M3Net: A Multi-Metric Mixture of Experts Network Digital Twin with Graph Neural Networks

Guda, Blessed, Joe-Wong, Carlee

arXiv.org Artificial Intelligence 

Abstract--The rise of 5G/6G network technologies promises to enable applications like autonomous vehicles and virtual reality, resulting in a significant increase in connected devices and necessarily complicating network management. Even worse, these applications often have strict, yet heterogeneous, performance requirements across metrics like latency and reliability. Much recent work has thus focused on developing the ability to predict network performance. However, traditional methods for network modeling, like discrete event simulators and emulation, often fail to balance accuracy and scalability. Network Digital Twins (NDTs), augmented by machine learning, present a viable solution by creating virtual replicas of physical networks for real-time simulation and analysis. State-of-the-art models, however, fall short of full-fledged NDTs, as they often focus only on a single performance metric or simulated network data.

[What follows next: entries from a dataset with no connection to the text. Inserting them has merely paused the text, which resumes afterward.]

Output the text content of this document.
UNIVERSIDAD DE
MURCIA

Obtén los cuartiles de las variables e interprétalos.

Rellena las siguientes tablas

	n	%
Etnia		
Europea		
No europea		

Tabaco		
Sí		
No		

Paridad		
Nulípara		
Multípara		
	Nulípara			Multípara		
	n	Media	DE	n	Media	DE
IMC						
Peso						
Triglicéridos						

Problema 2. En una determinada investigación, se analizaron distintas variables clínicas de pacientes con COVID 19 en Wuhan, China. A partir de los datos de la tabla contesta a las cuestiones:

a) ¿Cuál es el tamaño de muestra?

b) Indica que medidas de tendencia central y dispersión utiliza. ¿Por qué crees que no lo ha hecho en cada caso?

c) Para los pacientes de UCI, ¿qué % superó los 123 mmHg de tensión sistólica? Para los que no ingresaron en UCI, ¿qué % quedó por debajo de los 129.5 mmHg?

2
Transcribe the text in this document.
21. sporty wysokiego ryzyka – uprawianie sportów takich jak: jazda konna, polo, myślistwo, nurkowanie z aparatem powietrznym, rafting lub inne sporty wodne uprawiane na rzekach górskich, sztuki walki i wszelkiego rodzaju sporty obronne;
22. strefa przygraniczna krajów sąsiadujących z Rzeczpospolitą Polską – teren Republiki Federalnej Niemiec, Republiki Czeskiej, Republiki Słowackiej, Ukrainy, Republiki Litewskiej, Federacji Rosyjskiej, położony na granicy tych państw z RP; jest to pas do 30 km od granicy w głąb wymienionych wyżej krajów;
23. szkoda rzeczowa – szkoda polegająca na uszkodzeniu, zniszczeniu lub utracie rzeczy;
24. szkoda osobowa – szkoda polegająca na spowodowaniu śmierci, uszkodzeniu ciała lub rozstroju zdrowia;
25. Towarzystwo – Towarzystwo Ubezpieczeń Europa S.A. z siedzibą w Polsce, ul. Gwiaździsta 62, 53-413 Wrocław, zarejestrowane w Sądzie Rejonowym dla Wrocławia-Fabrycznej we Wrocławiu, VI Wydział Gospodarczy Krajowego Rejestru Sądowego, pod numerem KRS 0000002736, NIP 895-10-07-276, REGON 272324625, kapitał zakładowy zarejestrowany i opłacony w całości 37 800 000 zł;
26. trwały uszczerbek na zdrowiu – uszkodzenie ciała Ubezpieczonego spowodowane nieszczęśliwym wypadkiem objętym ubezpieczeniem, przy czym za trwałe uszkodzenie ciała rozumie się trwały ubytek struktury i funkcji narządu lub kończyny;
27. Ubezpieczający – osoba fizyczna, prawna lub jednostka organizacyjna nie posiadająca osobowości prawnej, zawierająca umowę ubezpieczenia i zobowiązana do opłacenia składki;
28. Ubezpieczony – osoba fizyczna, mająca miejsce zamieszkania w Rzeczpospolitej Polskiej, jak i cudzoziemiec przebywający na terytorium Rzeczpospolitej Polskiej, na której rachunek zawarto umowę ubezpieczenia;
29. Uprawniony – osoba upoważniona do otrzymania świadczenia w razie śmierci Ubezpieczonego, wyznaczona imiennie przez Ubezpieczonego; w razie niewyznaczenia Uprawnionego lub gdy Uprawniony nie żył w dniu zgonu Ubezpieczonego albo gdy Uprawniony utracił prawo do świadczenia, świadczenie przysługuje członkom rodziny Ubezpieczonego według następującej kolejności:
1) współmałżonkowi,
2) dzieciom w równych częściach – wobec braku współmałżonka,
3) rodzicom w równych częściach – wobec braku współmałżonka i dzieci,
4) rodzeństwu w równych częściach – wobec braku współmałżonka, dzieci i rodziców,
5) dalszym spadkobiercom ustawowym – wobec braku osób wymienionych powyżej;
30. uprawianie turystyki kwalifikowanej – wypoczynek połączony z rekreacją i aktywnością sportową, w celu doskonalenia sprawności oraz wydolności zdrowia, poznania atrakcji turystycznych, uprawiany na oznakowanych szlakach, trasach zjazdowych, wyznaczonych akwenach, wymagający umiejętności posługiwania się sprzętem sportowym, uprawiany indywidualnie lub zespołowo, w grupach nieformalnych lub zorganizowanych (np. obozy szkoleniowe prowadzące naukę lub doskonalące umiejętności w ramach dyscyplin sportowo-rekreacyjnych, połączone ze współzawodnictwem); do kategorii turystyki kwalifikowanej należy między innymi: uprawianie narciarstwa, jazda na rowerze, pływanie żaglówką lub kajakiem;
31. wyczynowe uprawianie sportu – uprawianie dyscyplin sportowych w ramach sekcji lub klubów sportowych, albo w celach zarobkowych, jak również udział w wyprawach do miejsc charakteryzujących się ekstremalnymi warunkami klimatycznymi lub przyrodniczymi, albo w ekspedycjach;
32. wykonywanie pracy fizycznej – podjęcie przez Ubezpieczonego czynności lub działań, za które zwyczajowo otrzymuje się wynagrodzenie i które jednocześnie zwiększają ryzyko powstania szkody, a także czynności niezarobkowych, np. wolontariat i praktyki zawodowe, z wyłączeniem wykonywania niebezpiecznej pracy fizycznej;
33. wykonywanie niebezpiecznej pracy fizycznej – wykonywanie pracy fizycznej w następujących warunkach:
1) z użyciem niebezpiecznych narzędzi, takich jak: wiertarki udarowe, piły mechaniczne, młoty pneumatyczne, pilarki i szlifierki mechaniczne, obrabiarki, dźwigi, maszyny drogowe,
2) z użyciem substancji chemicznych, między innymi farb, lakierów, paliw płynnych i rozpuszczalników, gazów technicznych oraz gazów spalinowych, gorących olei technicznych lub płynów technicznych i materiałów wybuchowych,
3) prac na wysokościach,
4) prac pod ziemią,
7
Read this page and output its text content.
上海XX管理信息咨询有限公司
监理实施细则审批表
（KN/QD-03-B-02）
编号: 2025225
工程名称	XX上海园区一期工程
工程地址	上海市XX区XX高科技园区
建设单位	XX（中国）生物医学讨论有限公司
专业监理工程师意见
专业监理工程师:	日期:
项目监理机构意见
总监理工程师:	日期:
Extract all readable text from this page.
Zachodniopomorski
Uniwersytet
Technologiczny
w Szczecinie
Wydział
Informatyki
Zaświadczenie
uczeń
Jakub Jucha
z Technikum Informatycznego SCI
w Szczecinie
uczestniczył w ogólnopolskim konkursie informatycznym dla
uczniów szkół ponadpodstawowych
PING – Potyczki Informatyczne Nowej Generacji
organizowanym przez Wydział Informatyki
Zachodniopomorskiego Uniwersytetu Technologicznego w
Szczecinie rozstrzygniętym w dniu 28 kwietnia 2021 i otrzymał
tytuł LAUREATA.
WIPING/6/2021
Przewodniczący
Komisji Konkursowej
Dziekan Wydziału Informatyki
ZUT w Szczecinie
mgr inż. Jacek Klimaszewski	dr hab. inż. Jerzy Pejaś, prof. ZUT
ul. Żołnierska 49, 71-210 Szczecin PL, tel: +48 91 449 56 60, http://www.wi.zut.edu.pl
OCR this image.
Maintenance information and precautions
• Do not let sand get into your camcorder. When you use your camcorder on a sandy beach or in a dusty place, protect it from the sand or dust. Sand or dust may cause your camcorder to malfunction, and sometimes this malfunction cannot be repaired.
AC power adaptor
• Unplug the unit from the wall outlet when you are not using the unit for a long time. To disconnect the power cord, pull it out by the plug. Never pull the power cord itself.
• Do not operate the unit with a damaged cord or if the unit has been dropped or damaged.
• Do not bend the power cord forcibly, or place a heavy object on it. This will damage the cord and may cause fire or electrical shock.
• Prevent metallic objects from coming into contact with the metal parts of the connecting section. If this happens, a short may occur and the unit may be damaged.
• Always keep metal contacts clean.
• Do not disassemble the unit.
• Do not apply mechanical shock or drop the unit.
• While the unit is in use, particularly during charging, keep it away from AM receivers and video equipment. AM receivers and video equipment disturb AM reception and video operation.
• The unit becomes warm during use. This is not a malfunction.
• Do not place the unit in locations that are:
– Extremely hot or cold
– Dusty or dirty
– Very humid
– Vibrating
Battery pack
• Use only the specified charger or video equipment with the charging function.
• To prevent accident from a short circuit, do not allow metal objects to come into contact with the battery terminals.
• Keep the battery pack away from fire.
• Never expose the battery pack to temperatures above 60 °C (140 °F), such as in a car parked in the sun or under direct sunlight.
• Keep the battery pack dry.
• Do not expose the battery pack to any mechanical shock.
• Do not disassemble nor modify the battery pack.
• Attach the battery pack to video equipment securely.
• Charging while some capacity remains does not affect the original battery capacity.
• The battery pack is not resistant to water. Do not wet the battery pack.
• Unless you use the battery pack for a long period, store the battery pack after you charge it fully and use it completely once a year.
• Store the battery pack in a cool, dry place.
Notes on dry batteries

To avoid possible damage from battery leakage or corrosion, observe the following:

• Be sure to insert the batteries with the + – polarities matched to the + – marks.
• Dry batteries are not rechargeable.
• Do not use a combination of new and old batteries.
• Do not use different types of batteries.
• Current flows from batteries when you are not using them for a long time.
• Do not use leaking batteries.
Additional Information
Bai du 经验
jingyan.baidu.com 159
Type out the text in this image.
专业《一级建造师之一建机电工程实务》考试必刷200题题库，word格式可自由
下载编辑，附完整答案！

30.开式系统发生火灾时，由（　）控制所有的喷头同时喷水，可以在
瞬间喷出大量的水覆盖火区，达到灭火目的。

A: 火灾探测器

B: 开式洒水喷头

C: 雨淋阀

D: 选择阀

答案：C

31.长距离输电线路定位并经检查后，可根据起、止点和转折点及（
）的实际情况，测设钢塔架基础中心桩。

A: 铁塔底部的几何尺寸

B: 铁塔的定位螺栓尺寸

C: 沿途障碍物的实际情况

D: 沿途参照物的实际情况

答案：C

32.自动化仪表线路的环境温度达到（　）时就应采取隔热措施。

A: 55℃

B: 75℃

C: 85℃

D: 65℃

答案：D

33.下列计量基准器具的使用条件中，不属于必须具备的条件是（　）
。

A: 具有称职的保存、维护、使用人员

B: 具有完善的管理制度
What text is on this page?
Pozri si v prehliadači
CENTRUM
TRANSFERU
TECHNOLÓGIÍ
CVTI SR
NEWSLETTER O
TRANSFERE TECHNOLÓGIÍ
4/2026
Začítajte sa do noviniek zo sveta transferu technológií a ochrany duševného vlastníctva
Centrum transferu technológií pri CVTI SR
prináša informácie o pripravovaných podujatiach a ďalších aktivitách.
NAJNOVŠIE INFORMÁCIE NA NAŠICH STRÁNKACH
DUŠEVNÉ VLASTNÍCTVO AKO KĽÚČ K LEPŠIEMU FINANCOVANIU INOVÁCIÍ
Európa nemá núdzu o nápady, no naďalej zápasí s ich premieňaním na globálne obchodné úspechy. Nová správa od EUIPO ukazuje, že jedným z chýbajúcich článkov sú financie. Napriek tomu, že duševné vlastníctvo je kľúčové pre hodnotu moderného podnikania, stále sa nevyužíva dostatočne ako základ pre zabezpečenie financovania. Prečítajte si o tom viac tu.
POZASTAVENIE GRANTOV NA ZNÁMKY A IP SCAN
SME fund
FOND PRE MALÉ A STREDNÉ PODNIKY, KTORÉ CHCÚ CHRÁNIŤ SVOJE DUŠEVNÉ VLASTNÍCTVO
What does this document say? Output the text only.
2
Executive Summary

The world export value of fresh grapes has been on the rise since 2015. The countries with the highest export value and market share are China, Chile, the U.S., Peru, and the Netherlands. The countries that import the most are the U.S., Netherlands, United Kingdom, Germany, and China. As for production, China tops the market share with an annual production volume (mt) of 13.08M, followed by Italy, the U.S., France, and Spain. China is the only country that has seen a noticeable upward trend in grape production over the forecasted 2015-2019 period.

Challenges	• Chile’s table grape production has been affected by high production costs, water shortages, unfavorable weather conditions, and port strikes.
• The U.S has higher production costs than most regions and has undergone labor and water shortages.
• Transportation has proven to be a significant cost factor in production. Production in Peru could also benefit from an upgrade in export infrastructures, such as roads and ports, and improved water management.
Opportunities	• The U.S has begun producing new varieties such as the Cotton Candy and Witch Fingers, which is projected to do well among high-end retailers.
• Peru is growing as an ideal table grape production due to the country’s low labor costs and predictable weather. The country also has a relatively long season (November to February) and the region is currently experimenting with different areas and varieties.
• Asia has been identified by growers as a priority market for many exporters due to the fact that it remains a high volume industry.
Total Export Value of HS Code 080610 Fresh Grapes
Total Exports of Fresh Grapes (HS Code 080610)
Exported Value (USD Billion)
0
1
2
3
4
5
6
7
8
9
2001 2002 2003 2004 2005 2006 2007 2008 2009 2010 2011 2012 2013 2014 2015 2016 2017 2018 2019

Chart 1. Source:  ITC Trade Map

We introduce M3Net, a Multi-Metric Mixture-of-experts (MoE) NDT that uses a graph neural network architecture to estimate multiple performance metrics from an expanded set of network state data in a range of scenarios. We show that M3Net significantly enhances the accuracy of flow delay predictions by reducing the MAPE (Mean Absolute Percentage Error) from 20.06% to 17.39%, while also achieving 66.47% and 78.7% accuracy on jitter and packets dropped for each flow. Emerging 5G and 6G mobile network architectures aim to support new applications like autonomous vehicles and mixed reality [1], [2], both of which require significantly expanded network capabilities. These and other new applications envisioned as part of the 5G and 6G network ecosystem will lead to massive numbers of connected devices with heterogeneous performance expectations, which increases the complexity and cost of managing communication networks [2]. For example, interactive applications like augmented reality generally require response latencies under 200ms [3], while safety-critical applications like autonomous vehicles might require highly reliable delivery of high-priority packets [4].